(Edmonton) Le sol de l’Arctique s’est réchauffé au point de libérer plus de carbone en hiver que la végétation nordique ne peut en absorber en été, démontre une nouvelle étude.

Bob Weber
La Presse canadienne

Cela signifie que la vaste ceinture de toundra autour du globe — un gigantesque réservoir qui contient nettement plus de carbone que ce qu’on retrouve déjà dans l’atmosphère — est en voie de devenir une source des gaz à effet de serre responsables des changements climatiques.

«Il y a une perte nette», a déclaré l’un des 75 co-auteurs d’un article publié dans Nature Climate Change, le professeur Jocelyn Egan de l’Université Dalhousie.

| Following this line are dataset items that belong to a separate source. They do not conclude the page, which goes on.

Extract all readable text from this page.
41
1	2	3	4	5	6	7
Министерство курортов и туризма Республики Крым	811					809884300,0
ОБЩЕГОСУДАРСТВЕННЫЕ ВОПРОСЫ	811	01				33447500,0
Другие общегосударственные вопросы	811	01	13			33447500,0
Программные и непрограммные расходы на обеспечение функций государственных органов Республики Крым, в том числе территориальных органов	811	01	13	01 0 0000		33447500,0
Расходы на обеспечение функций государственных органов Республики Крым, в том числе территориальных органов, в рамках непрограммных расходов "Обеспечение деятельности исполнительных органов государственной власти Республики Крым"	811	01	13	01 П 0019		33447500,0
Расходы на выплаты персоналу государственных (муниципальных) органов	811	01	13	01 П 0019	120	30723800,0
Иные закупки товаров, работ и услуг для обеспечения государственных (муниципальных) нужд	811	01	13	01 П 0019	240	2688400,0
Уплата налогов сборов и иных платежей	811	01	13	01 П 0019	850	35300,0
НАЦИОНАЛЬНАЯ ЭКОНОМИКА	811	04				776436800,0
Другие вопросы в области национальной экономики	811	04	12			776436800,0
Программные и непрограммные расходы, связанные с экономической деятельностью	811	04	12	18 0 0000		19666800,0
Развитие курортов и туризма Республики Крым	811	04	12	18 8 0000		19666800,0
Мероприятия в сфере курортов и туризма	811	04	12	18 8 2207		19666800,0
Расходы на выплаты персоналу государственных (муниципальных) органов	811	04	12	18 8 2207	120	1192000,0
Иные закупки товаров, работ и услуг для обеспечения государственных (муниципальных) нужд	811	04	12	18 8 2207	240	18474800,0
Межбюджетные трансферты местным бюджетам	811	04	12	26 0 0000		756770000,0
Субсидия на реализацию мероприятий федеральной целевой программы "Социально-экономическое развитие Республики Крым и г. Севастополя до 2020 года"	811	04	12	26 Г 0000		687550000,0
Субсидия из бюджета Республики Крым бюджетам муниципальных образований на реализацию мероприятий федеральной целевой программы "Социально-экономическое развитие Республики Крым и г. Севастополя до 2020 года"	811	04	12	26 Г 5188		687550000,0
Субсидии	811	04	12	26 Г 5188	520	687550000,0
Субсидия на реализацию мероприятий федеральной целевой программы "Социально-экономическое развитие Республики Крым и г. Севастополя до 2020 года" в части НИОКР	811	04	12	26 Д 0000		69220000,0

«Chaque année, plus de carbone est (relâché) que ce qui est absorbé. Cela se produit déjà.»

Les recherches menées par des scientifiques de 12 pays et de dizaines d’institutions constituent le plus récent avertissement selon lequel les systèmes naturels du Nord, qui autrefois empêchaient efficacement l’émission de carbone de l’atmosphère, commencent maintenant à en produire.

Jusqu’à présent, on ne savait que peu de choses sur les émissions hivernales du pergélisol et du sol qui le recouvre. Même les scientifiques supposaient que les processus microbiens qui libèrent les gaz s’arrêtaient dans le froid.

«La plupart des gens pensent qu’en hiver, il n’y a pas de respiration, que les microbes qui absorbent le carbone produisant ces émissions ne sont pas actifs, ce qui n’est pas le cas», a expliqué M. Egan.

Deux fois plus que les estimations précédentes

Les scientifiques ont installé des détecteurs de dioxyde de carbone sur le sol à plus de 100 emplacements situés autour de l’Arctique circumpolaire pour voir ce qui se passait réellement et ont effectué plus d’un millier de mesures.

Ils ont découvert que beaucoup plus de carbone était libéré que ce qu’on pensait jusqu’à maintenant. Les résultats montrent que les émissions de dioxyde de carbone — soit 1,7 milliard de tonnes par an — sont environ deux fois plus élevées que les estimations précédentes.

On pense que la végétation arctique absorbe un peu plus d’un milliard de tonnes de gaz de l’atmosphère chaque année pendant la saison de croissance. Le résultat net est que les sols arctiques dans le monde rejettent probablement déjà plus de 600 millions de tonnes de CO2 par an.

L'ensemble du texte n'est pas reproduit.